Dr. Marie-Paule Kieny, assistant director-general of the WHO, told The New York Times that another therapy — made from the blood of patients who survived the virus, containing natural antibodies — may be possible. She added that it could be ready for human testing by September.

But some experts argue that ZMapp and other experimental treatments are not the answer to the current crisis.

Instead, they said West African countries affected by the outbreak should deploy “more health care workers, face guards, moon suits, gloves and antiseptic, along with restrictions on travel and burying the dead,” Arthur L. Caplan, founding head of the Division of Bioethics at New York University Langone Medical Center, told NBC news.

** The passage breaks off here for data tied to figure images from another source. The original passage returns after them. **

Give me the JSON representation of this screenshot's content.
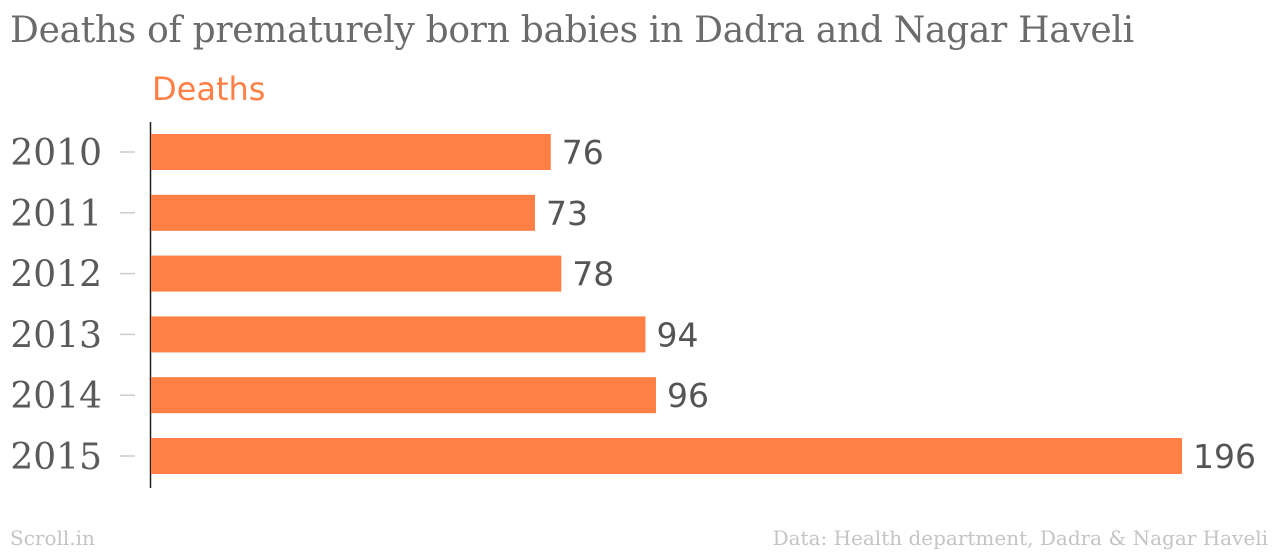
{
  "title": "Deaths of prematurely born babies in Dadra and Nagar Haveli",
  "legend_label": "Deaths",
  "footer": {
    "brand": "Scroll.in",
    "source": "Data: Health department, Dadra & Nagar Haveli"
  },
  "colors": {
    "bar": "#ff7f45",
    "title": "#6b6b6b",
    "legend": "#ff7f45",
    "footer": "#c4c4c4"
  },
  "chart_data": {
    "type": "bar",
    "orientation": "horizontal",
    "categories": [
      "2010",
      "2011",
      "2012",
      "2013",
      "2014",
      "2015"
    ],
    "series": [
      {
        "name": "Deaths",
        "values": [
          76,
          73,
          78,
          94,
          96,
          196
        ]
      }
    ],
    "title": "Deaths of prematurely born babies in Dadra and Nagar Haveli",
    "xlabel": "",
    "ylabel": "",
    "xlim": [
      0,
      196
    ],
    "grid": false,
    "data_labels": true,
    "legend_position": "top-left"
  }
}
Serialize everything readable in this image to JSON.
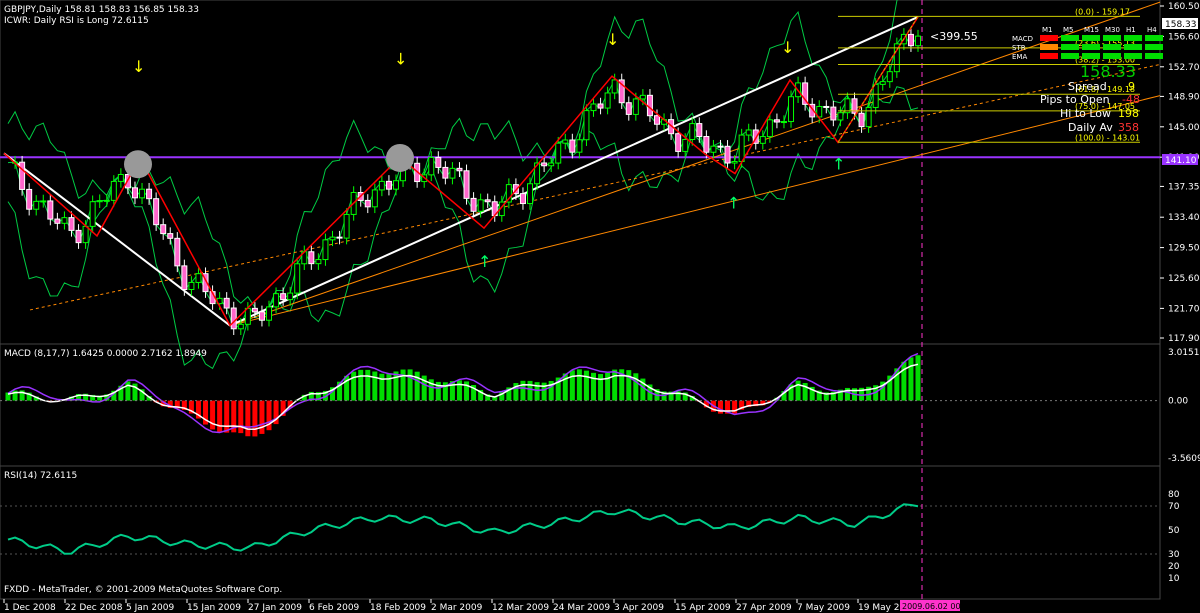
{
  "header": {
    "symbol_line": "GBPJPY,Daily  158.81 158.83 156.85 158.33",
    "indicator_line": "ICWR: Daily RSI is Long 72.6115"
  },
  "copyright": "FXDD - MetaTrader, © 2001-2009 MetaQuotes Software Corp.",
  "colors": {
    "background": "#000000",
    "grid": "#2a2a2a",
    "bull_candle": "#00ff00",
    "bear_candle": "#ffffff",
    "bear_body": "#ff66cc",
    "zigzag": "#ff0000",
    "trendline": "#ffffff",
    "channel": "#ff8800",
    "bollinger": "#00cc44",
    "horizontal_line": "#9933ff",
    "macd_pos": "#00dd00",
    "macd_neg": "#ff0000",
    "macd_line": "#ffffff",
    "signal_line": "#9933ff",
    "rsi_line": "#00cc88",
    "fib": "#cccc00"
  },
  "price_axis": {
    "ticks": [
      "160.50",
      "156.60",
      "152.70",
      "148.90",
      "145.00",
      "141.10",
      "137.35",
      "133.40",
      "129.50",
      "125.60",
      "121.70",
      "117.90"
    ],
    "price_tag": "158.33",
    "hline_tag": "141.10"
  },
  "date_axis": {
    "ticks": [
      "1 Dec 2008",
      "22 Dec 2008",
      "5 Jan 2009",
      "15 Jan 2009",
      "27 Jan 2009",
      "6 Feb 2009",
      "18 Feb 2009",
      "2 Mar 2009",
      "12 Mar 2009",
      "24 Mar 2009",
      "3 Apr 2009",
      "15 Apr 2009",
      "27 Apr 2009",
      "7 May 2009",
      "19 May 2009"
    ],
    "cursor_label": "2009.06.02 00:00"
  },
  "fib_levels": [
    {
      "label": "(0.0) - 159.17"
    },
    {
      "label": "(23.6) - 155.13"
    },
    {
      "label": "(38.2) - 153.00"
    },
    {
      "label": "(61.8) - 149.18"
    },
    {
      "label": "(75.0) - 147.05"
    },
    {
      "label": "(100.0) - 143.01"
    }
  ],
  "info_panel": {
    "big_price": "158.33",
    "pips_annotation": "<399.55",
    "spread_label": "Spread",
    "spread_value": "9",
    "pips_open_label": "Pips to Open",
    "pips_open_value": "-48",
    "hi_low_label": "Hi to Low",
    "hi_low_value": "198",
    "daily_av_label": "Daily Av",
    "daily_av_value": "358",
    "tf_headers": [
      "M1",
      "M5",
      "M15",
      "M30",
      "H1",
      "H4"
    ],
    "rows": [
      "MACD",
      "STR",
      "EMA"
    ]
  },
  "macd_panel": {
    "title": "MACD (8,17,7) 1.6425 0.0000 2.7162 1.8949",
    "ticks": [
      "3.0151",
      "0.00",
      "-3.5609"
    ]
  },
  "rsi_panel": {
    "title": "RSI(14) 72.6115",
    "ticks": [
      "80",
      "70",
      "50",
      "30",
      "20",
      "10"
    ]
  },
  "chart_data": {
    "type": "line",
    "title": "GBPJPY,Daily",
    "ylim": [
      117.9,
      160.5
    ],
    "x": [
      "1 Dec 2008",
      "22 Dec 2008",
      "5 Jan 2009",
      "15 Jan 2009",
      "27 Jan 2009",
      "6 Feb 2009",
      "18 Feb 2009",
      "2 Mar 2009",
      "12 Mar 2009",
      "24 Mar 2009",
      "3 Apr 2009",
      "15 Apr 2009",
      "27 Apr 2009",
      "7 May 2009",
      "19 May 2009",
      "2009.06.02"
    ],
    "series": [
      {
        "name": "close",
        "values": [
          139.5,
          131.0,
          139.0,
          125.0,
          119.5,
          128.0,
          137.0,
          140.5,
          134.0,
          141.0,
          150.0,
          144.0,
          141.5,
          148.5,
          146.0,
          158.33
        ]
      },
      {
        "name": "MACD",
        "values": [
          0.5,
          0.0,
          1.0,
          -1.0,
          -2.5,
          0.5,
          2.0,
          1.5,
          0.5,
          1.5,
          2.0,
          0.5,
          -1.0,
          1.0,
          0.5,
          2.7
        ]
      },
      {
        "name": "RSI(14)",
        "values": [
          42,
          32,
          45,
          38,
          35,
          50,
          60,
          58,
          48,
          56,
          66,
          58,
          52,
          60,
          55,
          72.6
        ]
      }
    ]
  }
}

Despite his opinion on ZMapp and other experimental treatments, ZMapp’s distribution to Westerners ahead of Africans was problematic, Caplan said.

“When all is said and done, we need more transparency about what the tiny company in San Diego is doing in rationing its small supply of drugs,” Caplan said. “There are lots of people on the front lines of the Ebola epidemic who are justifiably wondering what the moral basis is to date for treating the three people who have gotten access to a last-ditch experimental treatment.”